Dollery (Therapeutic Drugs 2nd ed.): "Albuterol, like other selective beta2-stimulants, has an
inhibitory effect on the myometrium, producing a demonstrable decrease or abolition of
uterine contractions in advanced labour in a dose-dependant manner. Its efficacy in
prolongation of labour beyond 37 weeks' gestatation has, however, been doubted ….. This
type of treatment is contraindicated after antepartum haemorrhage or in the presence of
toxaemia of pregnancy. Caution is necessary in the presence of cardiac disease. Should not be
used in the management of threatened abortion."
This all supports a proposal for revising its inclusion.
25. Drugs acting on the respiratory tract
Aminophylline and theophylline
Here I agree with the comments made by dr Offerhaus. Looking at a couple of recent
guidelines (UK, Canada) I could only find aminophylline as a last choice for management of
acute severe asthma in hospitals. On oral theophylline the British guidelines says on
alternative treatments: "may be useful in some patients but should be used with care in view
of potential side effects and drug interactions".
(http://www.show.scot.nhs.uk/sign/pdf/sign33.pdf). The Canadian guidelines says: "In a few
patients, there may be a role for bronchodilators such as theophylline and ipratropium."
(http://www.asthmaguidelines.com/home.html)
Dextrometorphan
For a review of the evidence of OTC drugs for cough, reference is made to the following
article:
Schroeder K, Fahey T. Systematic review of randomised controlled trials of over the counter
cough medicines for acute cough in adults. BMJ 2002; 342: 1-6.
26. Solutions correcting water, electrolyte ….
26.2. I think there should be a sodium chloride additive 1 or 2 mmol/ml (or 1.5 as for
potassium)
27. Vitamins and minerals
The list does not contain all vitamins, but the ones that are listed appear as single items.

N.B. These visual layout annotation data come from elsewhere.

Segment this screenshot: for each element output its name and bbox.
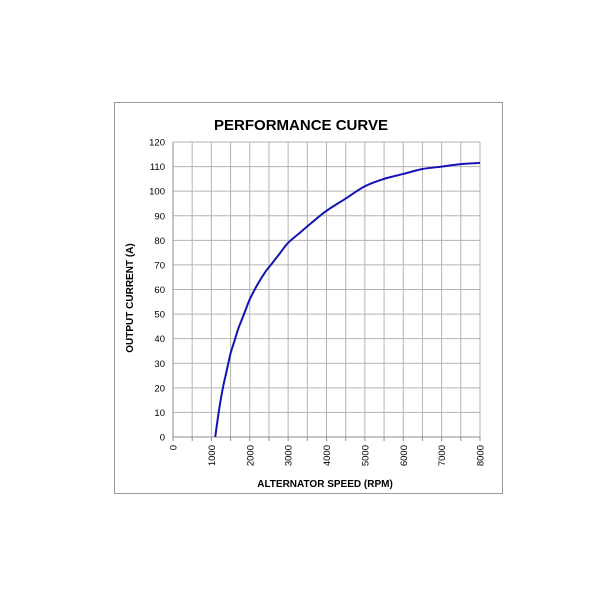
chart-frame: PERFORMANCE CURVE 0 10 20 30 40 50 60 70 80 90 100… [114, 102, 503, 494]
x-tick-label: 6000 [399, 445, 410, 466]
y-tick-label: 60 [154, 285, 165, 296]
grid [173, 141, 481, 437]
y-tick-label: 100 [149, 187, 165, 198]
chart-title: PERFORMANCE CURVE [214, 117, 388, 134]
y-tick-label: 110 [150, 162, 165, 173]
y-tick-label: 120 [149, 138, 165, 149]
x-tick-label: 4000 [322, 445, 333, 466]
axes [172, 142, 481, 441]
y-tick-label: 40 [154, 334, 165, 345]
x-tick-label: 7000 [437, 445, 448, 466]
x-tick-label: 2000 [245, 445, 256, 466]
x-tick-label: 0 [169, 445, 180, 450]
y-tick-label: 90 [154, 211, 165, 222]
series-line-output-current [214, 161, 481, 438]
y-tick-label: 10 [154, 408, 165, 419]
series-layer [214, 161, 481, 438]
x-tick-labels: 0 1000 2000 3000 4000 5000 6000 7000 8000 [169, 445, 487, 466]
x-tick-label: 5000 [360, 445, 371, 466]
x-tick-label: 1000 [207, 445, 218, 466]
y-tick-label: 30 [154, 359, 165, 370]
x-axis-label: ALTERNATOR SPEED (RPM) [257, 479, 393, 490]
y-tick-label: 80 [154, 236, 165, 247]
y-tick-label: 20 [154, 383, 165, 394]
y-tick-label: 0 [160, 433, 165, 444]
x-tick-label: 8000 [476, 445, 487, 466]
x-tick-label: 3000 [284, 445, 295, 466]
y-axis-label: OUTPUT CURRENT (A) [125, 243, 136, 352]
y-tick-label: 70 [154, 260, 165, 271]
y-tick-labels: 0 10 20 30 40 50 60 70 80 90 100 110 120 [149, 138, 165, 444]
y-tick-label: 50 [154, 310, 165, 321]
performance-chart: PERFORMANCE CURVE 0 10 20 30 40 50 60 70 80 90 100… [125, 117, 487, 490]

Whether this is because of the policy of not recommending combination products or because
vitamins are only recommended to be used in deficiency states attributable to specific
vitamins, I cannot say. I think however, it causes a waste of money and irrational use. In most
cases, except may be for vitamins A and D and occasionally for C, the remaining vitamins are
then being used not in deficiency states, but whenever people self-diagnose themselves, by
symptoms, to have a disease caused by a deficiency in e.g. vitamin B1 or B6.
Very often there is no need to take plain vitamin supplements. However, to “get rid of” the
use of a multivitamin is almost impossible and it is my belief that instead of listing B-vitamins
separately, a multivitamin tablet should be included and the composition and strength (daily
need) range should be given. This would at least ensure a tablet containing all the essential
vitamins in doses corresponding to estimated daily need.